The New Atheist movement, headed by its ‘four horseman’ of Richard Dawkins, Christopher Hitchens, Daniel Dennet and Sam Harris, so influential in the early 2000s, has, I read, ‘fractured and lost its spirit’. 1
The author of that quote, Sebastian Milbank, a critic and editor and (I think) Blue Labour sympathizer, notes that part of the reason is that the political left has shifted. Back in the day of Peak New Atheist, the left (in Milbank’s telling) were happy to stand on science and observable facts and what worked rather than the religion-inspired dogmas of the right-wing. So New Atheism with its talk of reason and evidence, was a natural fit (regardless of the politics of the Four Horsemen themselves): a powerful alchemy: the trendy centre-left fused with a newly articulated atheism.
But as well as New Atheism splintering internally, the political left has headed towards (again in Milbank’s telling) ‘an ideology of “care”; ‘the lived experiences of victims’; ‘indigenous ways of knowing.’ Cruelly, it might be said to have headed for the touchy-feely and the subjectively felt instead of the proven, and may indeed have come to view science and rationality as a power-grab rather than a bipartisan quest for common truth and common good. This is bad news for New Atheists, who don’t have anything else to offer, don’t do touchy-feely at all, and who have been left becalmed by the fickle winds of the zeitgeist.
Then look at what the ever-thoughtful Peter Dray writes.2 He works for the Christian student movement UCCF and is a keen observer of changing trends in student life. He quotes the ‘Russian born satirist, author and political commentator Konstantin Kisin’:
The reason new atheism has lost is mojo is that it has no answers to the lack of meaning and purpose that our post-Christian societies are suffering from. What will fill that void? Religious people have their answer. Do the rest of us?
Dray goes on:
It’s this kind of existential questioning that characterises many students today. If there is no God and no purpose, and the universe is wholly indifferent to our lives, then what’s the point? How can we make sense of our apparently innate sense of justice? Where can we turn when we feel overwhelmed by life’s anxieties? Are we really happy to reduce love to an unfortunate side-effect of our evolutionary psychology?
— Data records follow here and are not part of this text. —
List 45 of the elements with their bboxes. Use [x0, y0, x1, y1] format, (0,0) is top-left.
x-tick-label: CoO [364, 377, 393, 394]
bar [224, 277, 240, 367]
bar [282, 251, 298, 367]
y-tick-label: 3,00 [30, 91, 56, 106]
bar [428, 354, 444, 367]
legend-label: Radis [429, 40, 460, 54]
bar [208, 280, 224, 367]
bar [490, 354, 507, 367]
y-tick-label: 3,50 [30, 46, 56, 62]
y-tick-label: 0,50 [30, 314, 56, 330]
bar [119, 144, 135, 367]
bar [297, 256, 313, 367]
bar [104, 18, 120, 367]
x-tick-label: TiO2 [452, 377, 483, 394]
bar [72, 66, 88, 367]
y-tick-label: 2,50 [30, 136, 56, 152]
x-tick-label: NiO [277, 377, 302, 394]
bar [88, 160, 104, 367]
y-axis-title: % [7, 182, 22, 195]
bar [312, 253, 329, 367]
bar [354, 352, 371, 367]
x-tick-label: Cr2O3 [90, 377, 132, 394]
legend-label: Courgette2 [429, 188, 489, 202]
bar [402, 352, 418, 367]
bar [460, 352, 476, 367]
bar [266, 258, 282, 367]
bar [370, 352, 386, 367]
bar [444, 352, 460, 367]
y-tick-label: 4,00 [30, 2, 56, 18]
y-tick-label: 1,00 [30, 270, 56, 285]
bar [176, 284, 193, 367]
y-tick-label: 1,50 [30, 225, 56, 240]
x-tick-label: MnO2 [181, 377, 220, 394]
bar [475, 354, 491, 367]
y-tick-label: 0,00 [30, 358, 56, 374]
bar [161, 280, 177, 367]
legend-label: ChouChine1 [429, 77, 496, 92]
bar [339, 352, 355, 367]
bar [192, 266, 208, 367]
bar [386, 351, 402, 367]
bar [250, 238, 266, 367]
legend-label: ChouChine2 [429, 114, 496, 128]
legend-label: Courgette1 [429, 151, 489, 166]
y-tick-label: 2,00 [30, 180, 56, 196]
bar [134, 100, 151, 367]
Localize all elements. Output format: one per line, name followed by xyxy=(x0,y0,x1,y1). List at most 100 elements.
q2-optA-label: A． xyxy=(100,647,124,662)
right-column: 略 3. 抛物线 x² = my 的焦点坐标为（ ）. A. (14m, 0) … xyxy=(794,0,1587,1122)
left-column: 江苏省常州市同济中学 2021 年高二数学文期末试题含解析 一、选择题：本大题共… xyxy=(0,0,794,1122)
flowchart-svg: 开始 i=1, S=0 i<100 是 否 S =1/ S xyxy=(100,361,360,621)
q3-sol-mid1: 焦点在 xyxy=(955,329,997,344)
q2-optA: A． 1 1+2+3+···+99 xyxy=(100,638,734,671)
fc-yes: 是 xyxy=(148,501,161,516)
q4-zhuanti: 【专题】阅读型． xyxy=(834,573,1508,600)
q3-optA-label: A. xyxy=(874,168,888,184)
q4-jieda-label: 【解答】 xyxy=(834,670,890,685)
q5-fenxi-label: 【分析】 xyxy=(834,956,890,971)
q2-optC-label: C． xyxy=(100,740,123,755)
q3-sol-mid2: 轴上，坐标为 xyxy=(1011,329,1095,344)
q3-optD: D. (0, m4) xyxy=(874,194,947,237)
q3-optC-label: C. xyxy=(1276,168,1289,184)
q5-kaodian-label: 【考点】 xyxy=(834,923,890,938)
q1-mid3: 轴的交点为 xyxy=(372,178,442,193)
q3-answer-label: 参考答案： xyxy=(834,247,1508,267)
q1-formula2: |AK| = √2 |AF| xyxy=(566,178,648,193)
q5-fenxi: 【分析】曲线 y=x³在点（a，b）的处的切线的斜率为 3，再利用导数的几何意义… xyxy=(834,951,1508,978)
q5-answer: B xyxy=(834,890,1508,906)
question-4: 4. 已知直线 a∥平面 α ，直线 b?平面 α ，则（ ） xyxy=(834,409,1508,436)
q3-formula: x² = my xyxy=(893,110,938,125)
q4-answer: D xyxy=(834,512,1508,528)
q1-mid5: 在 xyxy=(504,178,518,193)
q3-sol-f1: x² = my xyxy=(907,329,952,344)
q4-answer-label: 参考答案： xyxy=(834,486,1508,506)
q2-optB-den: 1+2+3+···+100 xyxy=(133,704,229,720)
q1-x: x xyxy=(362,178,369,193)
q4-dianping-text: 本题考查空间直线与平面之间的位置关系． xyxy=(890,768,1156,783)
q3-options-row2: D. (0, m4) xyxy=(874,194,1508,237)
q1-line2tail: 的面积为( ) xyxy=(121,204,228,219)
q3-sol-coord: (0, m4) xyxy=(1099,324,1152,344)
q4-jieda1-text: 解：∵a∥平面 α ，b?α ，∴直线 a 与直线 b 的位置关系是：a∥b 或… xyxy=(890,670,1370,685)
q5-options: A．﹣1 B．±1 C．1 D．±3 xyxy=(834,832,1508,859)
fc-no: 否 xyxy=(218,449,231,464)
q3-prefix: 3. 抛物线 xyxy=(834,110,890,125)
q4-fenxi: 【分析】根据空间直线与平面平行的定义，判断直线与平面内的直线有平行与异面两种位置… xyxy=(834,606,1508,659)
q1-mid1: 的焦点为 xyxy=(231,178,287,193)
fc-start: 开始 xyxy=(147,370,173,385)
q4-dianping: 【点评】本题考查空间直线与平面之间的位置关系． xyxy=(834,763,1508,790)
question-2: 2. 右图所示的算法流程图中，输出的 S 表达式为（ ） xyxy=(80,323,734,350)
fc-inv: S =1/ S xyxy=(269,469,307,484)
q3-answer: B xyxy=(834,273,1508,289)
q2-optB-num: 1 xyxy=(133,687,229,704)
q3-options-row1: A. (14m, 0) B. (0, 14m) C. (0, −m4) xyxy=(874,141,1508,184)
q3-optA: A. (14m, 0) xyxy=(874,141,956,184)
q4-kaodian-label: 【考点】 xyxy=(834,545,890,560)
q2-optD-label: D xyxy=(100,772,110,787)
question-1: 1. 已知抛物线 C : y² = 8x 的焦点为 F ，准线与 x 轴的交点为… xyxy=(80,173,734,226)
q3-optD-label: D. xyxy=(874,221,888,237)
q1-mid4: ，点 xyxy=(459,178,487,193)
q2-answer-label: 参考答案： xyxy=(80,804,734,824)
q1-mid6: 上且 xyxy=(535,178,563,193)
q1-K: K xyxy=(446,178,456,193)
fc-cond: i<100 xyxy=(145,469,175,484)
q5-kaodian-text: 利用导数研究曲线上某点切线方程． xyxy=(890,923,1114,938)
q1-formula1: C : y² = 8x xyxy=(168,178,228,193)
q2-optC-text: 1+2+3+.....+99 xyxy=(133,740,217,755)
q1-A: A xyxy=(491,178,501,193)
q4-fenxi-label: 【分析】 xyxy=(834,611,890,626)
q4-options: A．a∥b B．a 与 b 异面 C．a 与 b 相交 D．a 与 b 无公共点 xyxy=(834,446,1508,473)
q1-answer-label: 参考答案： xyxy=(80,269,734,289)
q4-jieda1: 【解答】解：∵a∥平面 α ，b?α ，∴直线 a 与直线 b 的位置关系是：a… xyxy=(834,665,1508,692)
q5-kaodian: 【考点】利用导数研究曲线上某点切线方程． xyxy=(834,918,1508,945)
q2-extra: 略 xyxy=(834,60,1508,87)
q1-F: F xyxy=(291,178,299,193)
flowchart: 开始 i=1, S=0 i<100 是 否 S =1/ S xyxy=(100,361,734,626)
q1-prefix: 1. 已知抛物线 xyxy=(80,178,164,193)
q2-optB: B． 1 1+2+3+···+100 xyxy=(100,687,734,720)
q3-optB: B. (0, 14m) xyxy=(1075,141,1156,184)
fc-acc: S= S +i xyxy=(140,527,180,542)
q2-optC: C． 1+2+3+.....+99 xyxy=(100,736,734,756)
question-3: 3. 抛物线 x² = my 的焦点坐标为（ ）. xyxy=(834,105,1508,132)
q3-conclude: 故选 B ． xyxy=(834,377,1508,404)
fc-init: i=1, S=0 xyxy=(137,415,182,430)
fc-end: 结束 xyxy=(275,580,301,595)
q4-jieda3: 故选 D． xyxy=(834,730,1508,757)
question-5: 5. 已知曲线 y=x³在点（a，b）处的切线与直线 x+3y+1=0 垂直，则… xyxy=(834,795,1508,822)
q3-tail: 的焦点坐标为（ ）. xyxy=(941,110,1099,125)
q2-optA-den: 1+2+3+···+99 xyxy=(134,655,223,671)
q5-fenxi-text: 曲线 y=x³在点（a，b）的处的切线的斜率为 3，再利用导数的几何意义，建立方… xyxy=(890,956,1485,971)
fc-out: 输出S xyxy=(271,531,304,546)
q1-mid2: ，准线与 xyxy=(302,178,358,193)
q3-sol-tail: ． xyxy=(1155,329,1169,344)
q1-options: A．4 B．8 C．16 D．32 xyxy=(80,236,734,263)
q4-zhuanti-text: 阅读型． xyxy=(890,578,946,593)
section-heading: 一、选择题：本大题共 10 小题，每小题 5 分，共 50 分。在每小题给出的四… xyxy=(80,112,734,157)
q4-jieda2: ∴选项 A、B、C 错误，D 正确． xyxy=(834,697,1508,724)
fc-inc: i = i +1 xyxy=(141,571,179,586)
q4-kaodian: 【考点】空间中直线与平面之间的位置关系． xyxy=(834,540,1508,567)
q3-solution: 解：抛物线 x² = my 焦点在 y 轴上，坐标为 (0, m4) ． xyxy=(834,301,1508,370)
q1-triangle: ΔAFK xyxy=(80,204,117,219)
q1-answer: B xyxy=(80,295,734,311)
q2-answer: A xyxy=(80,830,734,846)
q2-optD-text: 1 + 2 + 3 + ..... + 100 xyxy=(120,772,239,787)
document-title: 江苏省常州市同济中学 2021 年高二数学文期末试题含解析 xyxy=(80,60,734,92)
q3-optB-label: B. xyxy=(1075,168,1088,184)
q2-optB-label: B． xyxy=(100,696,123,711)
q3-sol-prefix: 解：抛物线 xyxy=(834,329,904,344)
He argues the key challenge (for those seeking to present the Christian gospel to students) is now ‘demonstrating the uniqueness of Jesus in a world of therapies.’ And he says, We should surely celebrate that today’s students are asking deep existential and personal questions that only Jesus can truly answer. To those with eyes to see, Jesus is clearly about to offer a weightier, more substantial hope – one which addresses us not just at an emotional level but which calls us to repentance and faith, and to life with the living God.
All fascinating stuff. A challenge for me personally, because the realm of science, logic, evidence and the common good is home ground for me. I would be quite happy to dialogue there with New Atheists. Jesus, I would argue with them, is the piece of rogue data you can’t ignore. If he rose from the dead, that upsets everything, even the Second Law of Thermodynamics, which is everything.
But what is revealed by the new zeitgeist, if accurately observed in today’s students (which of course must only be patchily true), is surely the shortage, and the centrality, of love, and the golden shackles that bind together love and meaning in the human frame. These things are beyond reason and science and therefore beyond New Atheism and its parallel, Christian apologetic.
Jesus is the way and the truth and the life and God is love. All else falls before the grandeur of this.